Oliver había hablado con calor y algunas personas volvieron la cabeza escandalizadas; pero un momento después, el reloj dio las dos y un hombre joven, robusto y rubio, apareció en el estrado, dirigió una mirada comprensiva a los sombreros blandos y a los hongos que descansaban sobre la mesa y se sentó rápidamente. Oliver esperaba que todo el mundo se levantaría, como ocurre cuando entra el Tribunal, pero nadie se movió. Detrás del subastador apareció una muchacha, vestida de verde también, que se sentó en una mesita a la derecha y sacó una pluma estilográfica.
El subastador comenzó sin el menor preámbulo, con voz pausada e indiferente. «Lote número 1, colección general en álbum: diez libras, guineas, quince; once libras, guineas, quince; doce libras, guineas, quince; trece libras, guineas, guineas, trece guineas». ¡Bang! «Su nombre, señor, por favor». Era un pequeño japonés muy correctamente vestido quien se lo llevó, y la manera como había ido marcando con la cabeza sus ofertas le recordó a Oliver un muñeco que había tenido una vez, pero era un chino, no un japonés.
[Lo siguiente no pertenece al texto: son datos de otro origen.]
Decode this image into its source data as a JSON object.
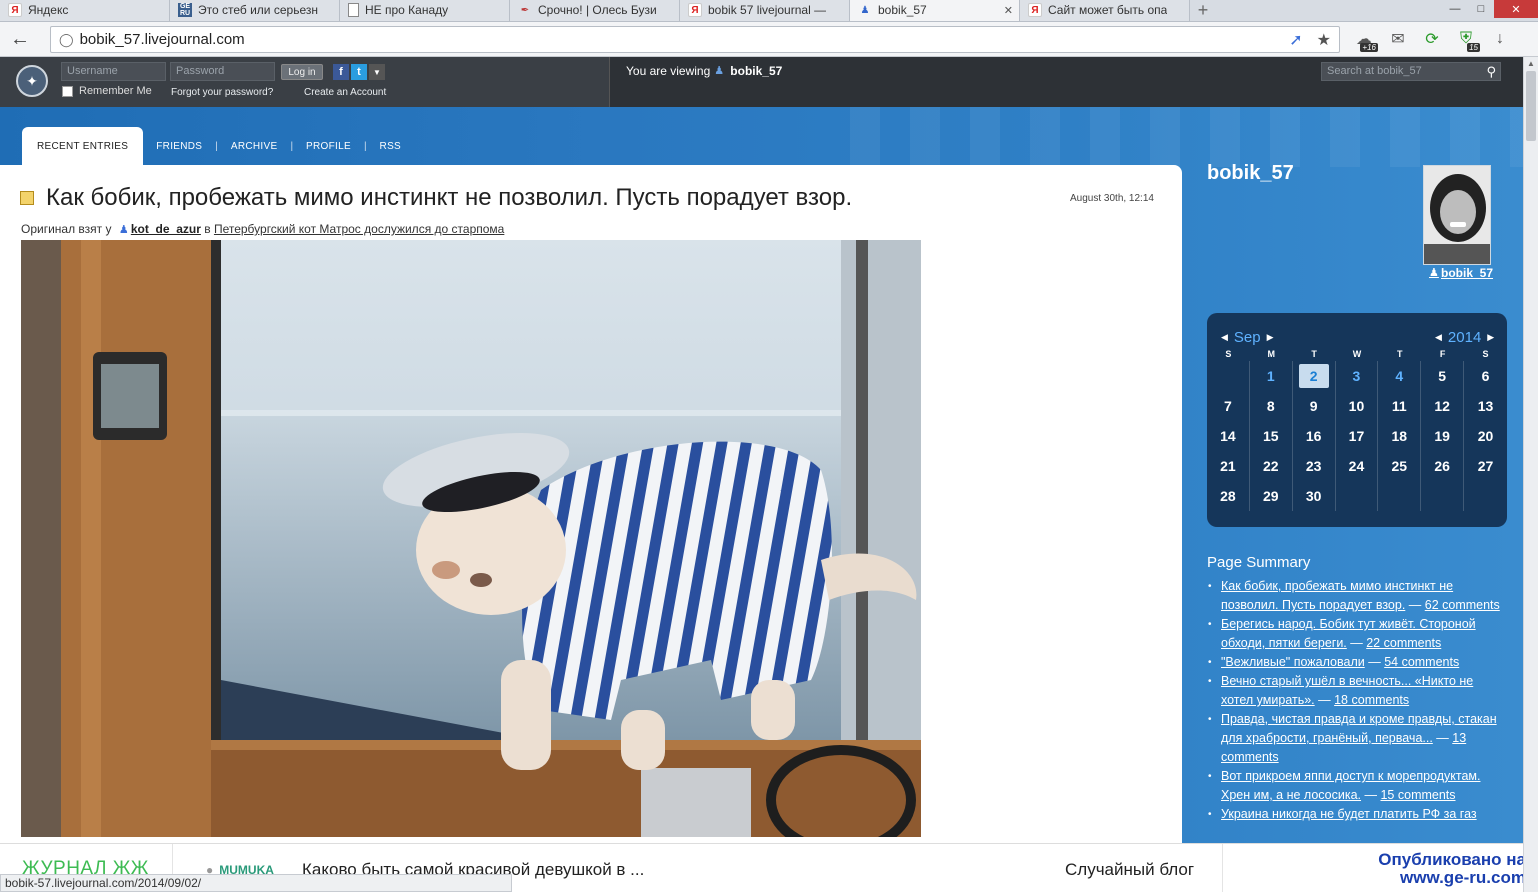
{
  "browser": {
    "tabs": [
      {
        "title": "Яндекс",
        "icon": "yandex-icon",
        "width": 170
      },
      {
        "title": "Это стеб или серьезн",
        "icon": "ge-ru-icon",
        "width": 170
      },
      {
        "title": "НЕ про Канаду",
        "icon": "document-icon",
        "width": 170
      },
      {
        "title": "Срочно! | Олесь Бузи",
        "icon": "feather-icon",
        "width": 170
      },
      {
        "title": "bobik 57 livejournal —",
        "icon": "yandex-icon",
        "width": 170
      },
      {
        "title": "bobik_57",
        "icon": "user-icon",
        "active": true,
        "width": 170
      },
      {
        "title": "Сайт может быть опа",
        "icon": "yandex-icon",
        "width": 170
      }
    ],
    "url": "bobik_57.livejournal.com",
    "toolbar_badges": {
      "sync": "+16",
      "extension": "15"
    },
    "status_url": "bobik-57.livejournal.com/2014/09/02/"
  },
  "lj_header": {
    "username_placeholder": "Username",
    "password_placeholder": "Password",
    "login_label": "Log in",
    "remember_label": "Remember Me",
    "forgot_label": "Forgot your password?",
    "create_label": "Create an Account",
    "viewing_prefix": "You are viewing",
    "viewing_user": "bobik_57",
    "search_placeholder": "Search at bobik_57"
  },
  "nav": {
    "recent": "RECENT ENTRIES",
    "friends": "FRIENDS",
    "archive": "ARCHIVE",
    "profile": "PROFILE",
    "rss": "RSS"
  },
  "entry": {
    "title": "Как бобик, пробежать мимо инстинкт не позволил. Пусть порадует взор.",
    "date": "August 30th, 12:14",
    "orig_prefix": "Оригинал взят у",
    "orig_author": "kot_de_azur",
    "orig_mid": "в",
    "orig_post": "Петербургский кот Матрос дослужился до старпома"
  },
  "sidebar": {
    "username": "bobik_57",
    "avatar_user": "bobik_57",
    "calendar": {
      "month": "Sep",
      "year": "2014",
      "weekdays": [
        "S",
        "M",
        "T",
        "W",
        "T",
        "F",
        "S"
      ],
      "weeks": [
        [
          "",
          "1",
          "2",
          "3",
          "4",
          "5",
          "6"
        ],
        [
          "7",
          "8",
          "9",
          "10",
          "11",
          "12",
          "13"
        ],
        [
          "14",
          "15",
          "16",
          "17",
          "18",
          "19",
          "20"
        ],
        [
          "21",
          "22",
          "23",
          "24",
          "25",
          "26",
          "27"
        ],
        [
          "28",
          "29",
          "30",
          "",
          "",
          "",
          ""
        ]
      ],
      "link_days": [
        "1",
        "3",
        "4"
      ],
      "today": "2"
    },
    "summary_title": "Page Summary",
    "summary": [
      {
        "title": "Как бобик, пробежать мимо инстинкт не позволил. Пусть порадует взор.",
        "comments": "62 comments"
      },
      {
        "title": "Берегись народ. Бобик тут живёт. Стороной обходи, пятки береги.",
        "comments": "22 comments"
      },
      {
        "title": "\"Вежливые\" пожаловали",
        "comments": "54 comments"
      },
      {
        "title": "Вечно старый ушёл в вечность... «Никто не хотел умирать».",
        "comments": "18 comments"
      },
      {
        "title": "Правда, чистая правда и кроме правды, стакан для храбрости, гранёный, первача...",
        "comments": "13 comments"
      },
      {
        "title": "Вот прикроем яппи доступ к морепродуктам. Хрен им, а не лососика.",
        "comments": "15 comments"
      },
      {
        "title": "Украина никогда не будет платить РФ за газ",
        "comments": ""
      }
    ]
  },
  "bottom": {
    "brand": "ЖУРНАЛ ЖЖ",
    "author": "MUMUKA",
    "post": "Каково быть самой красивой девушкой в ...",
    "random": "Случайный блог"
  },
  "watermark": {
    "line1": "Опубликовано на",
    "line2": "www.ge-ru.com"
  }
}
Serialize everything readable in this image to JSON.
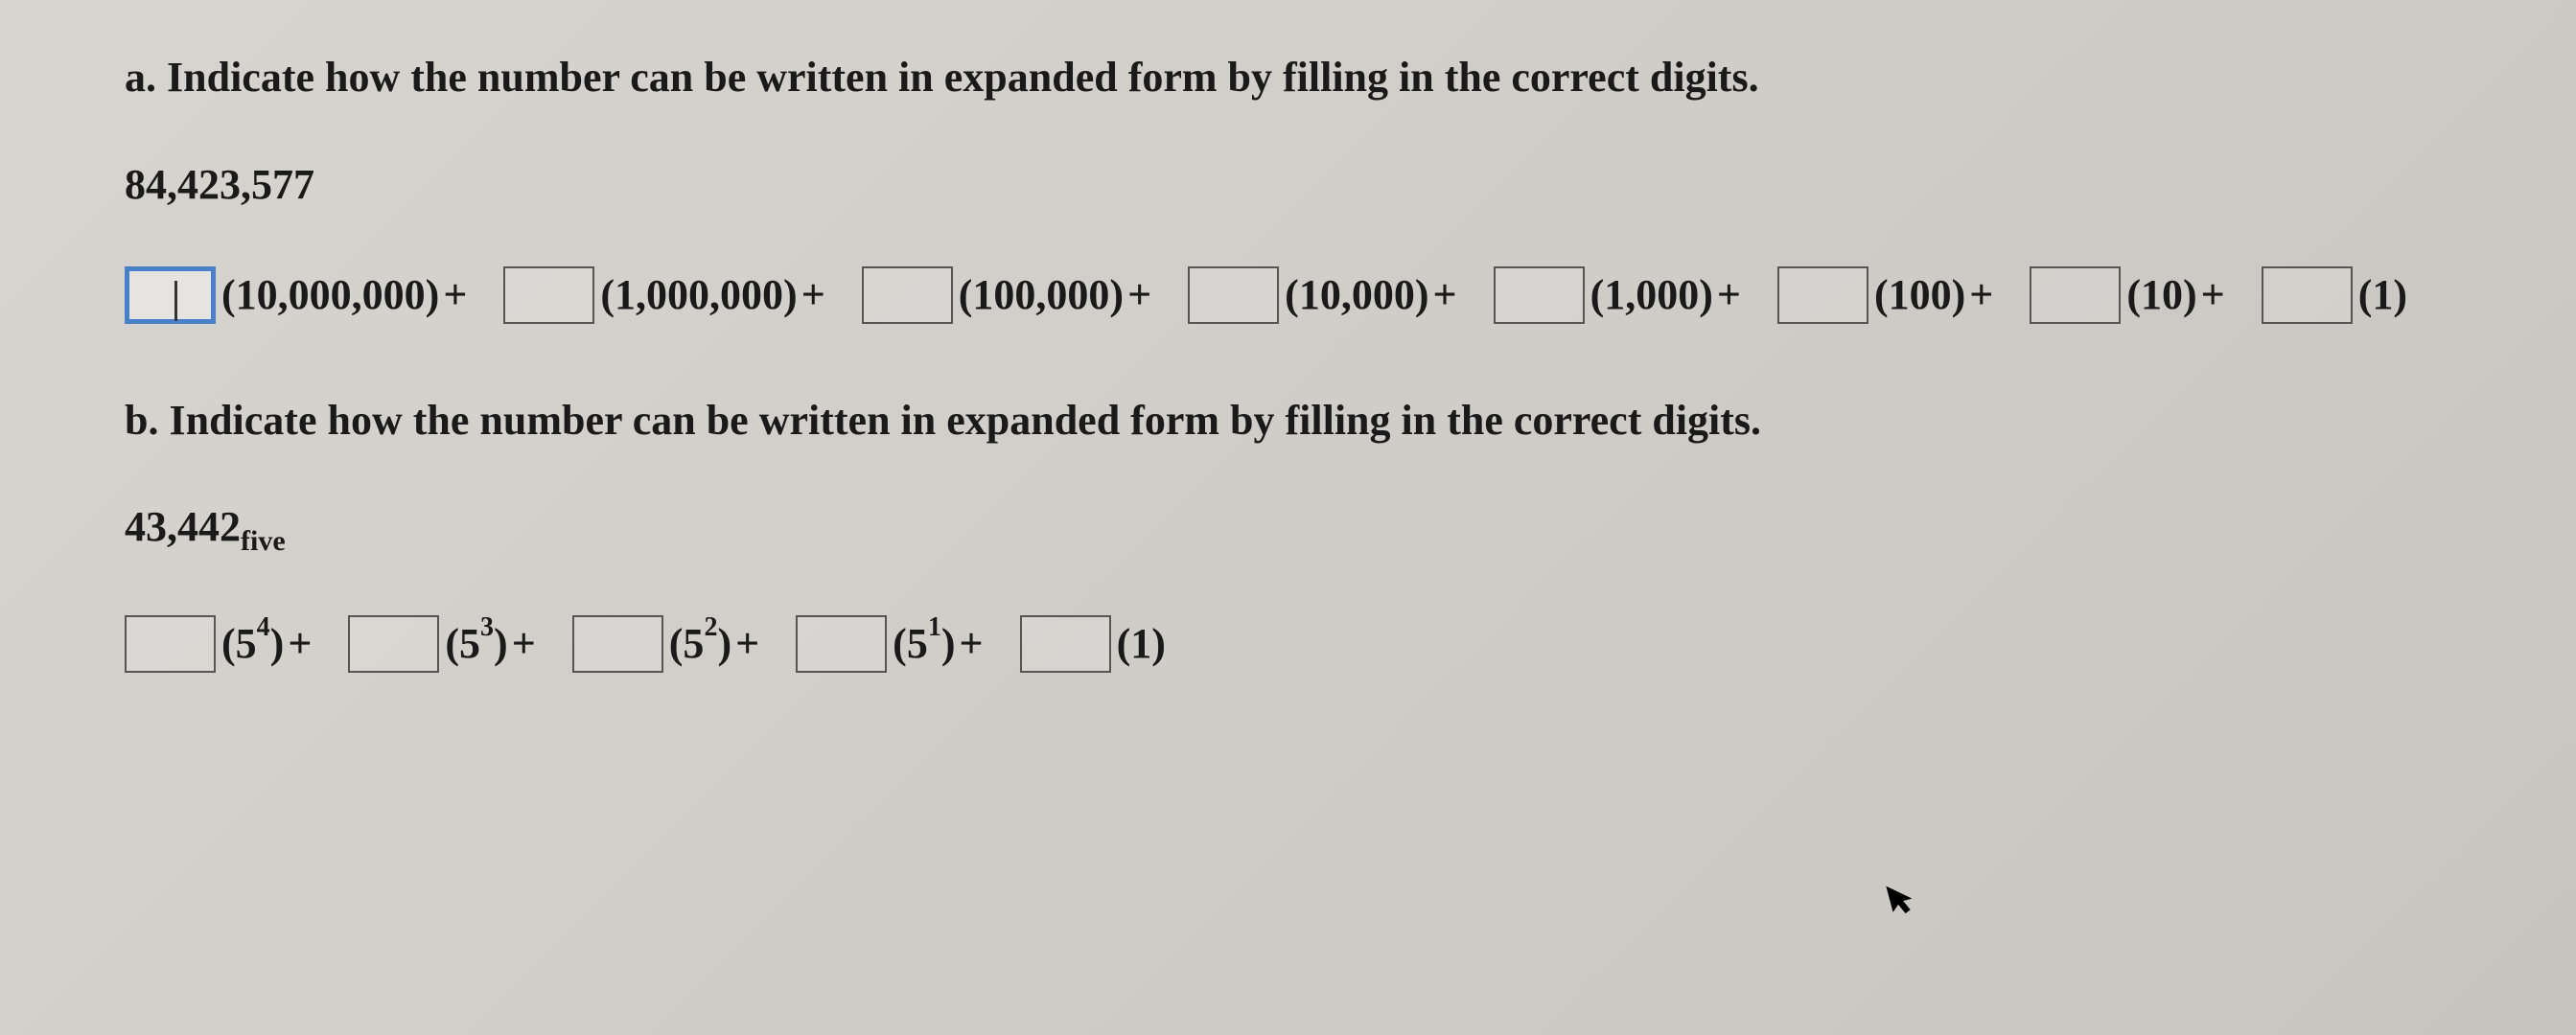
{
  "question_a": {
    "label": "a.",
    "prompt": "Indicate how the number can be written in expanded form by filling in the correct digits.",
    "number": "84,423,577",
    "terms": [
      {
        "value": "",
        "place": "(10,000,000)",
        "op": "+",
        "focused": true
      },
      {
        "value": "",
        "place": "(1,000,000)",
        "op": "+"
      },
      {
        "value": "",
        "place": "(100,000)",
        "op": "+"
      },
      {
        "value": "",
        "place": "(10,000)",
        "op": "+"
      },
      {
        "value": "",
        "place": "(1,000)",
        "op": "+"
      },
      {
        "value": "",
        "place": "(100)",
        "op": "+"
      },
      {
        "value": "",
        "place": "(10)",
        "op": "+"
      },
      {
        "value": "",
        "place": "(1)",
        "op": ""
      }
    ]
  },
  "question_b": {
    "label": "b.",
    "prompt": "Indicate how the number can be written in expanded form by filling in the correct digits.",
    "number_main": "43,442",
    "number_sub": "five",
    "terms": [
      {
        "value": "",
        "base": "(5",
        "exp": "4",
        "close": ")",
        "op": "+"
      },
      {
        "value": "",
        "base": "(5",
        "exp": "3",
        "close": ")",
        "op": "+"
      },
      {
        "value": "",
        "base": "(5",
        "exp": "2",
        "close": ")",
        "op": "+"
      },
      {
        "value": "",
        "base": "(5",
        "exp": "1",
        "close": ")",
        "op": "+"
      },
      {
        "value": "",
        "base": "(1)",
        "exp": "",
        "close": "",
        "op": ""
      }
    ]
  }
}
Una de las muchachas de verde tendió el álbum al japonés, que lo recibió con una graciosa reverencia, contó rápidamente trece libras y trece chelines y se dirigió hacia la puerta. Tiempo: un minuto. Siempre los primeros en fila, los japoneses.
Los sombreros hongos hicieron la mayoría de las ofertas por las colecciones generales que vinieron después. Cabezazos, guiños, dedos levantados. «Se los llevarán a casa —pensó Oliver— y formarán lotes de cien Colonias inglesas, todos diferentes, a cinco chelines; cincuenta de Centro América, a tres chelines y medio, y así sucesivamente, para que los compren los colegiales con el dinero de Navidad y cumpleaños y alguna propina de sus tíos. Y los muchachos aumentarán sus colecciones alcanzando cifras de catálogo de cincuenta libras y más, y paulatinamente irán perdiendo interés por ellos, pero los conservarán hasta quizás el primer año universitario (en el que uno contrae siempre deudas), y entonces lo mandarán aquí para que sea vendido a los japoneses o a los tipos de sombrero hongo, que los comprarán por unas trece guineas, guineas, trece guineas, ¡bang!, y se los llevarán a casa, donde volverán a desmenuzar la colección para hacer nuevos y emocionantes paquetes para los colegiales. Le cycle du timbre-poste».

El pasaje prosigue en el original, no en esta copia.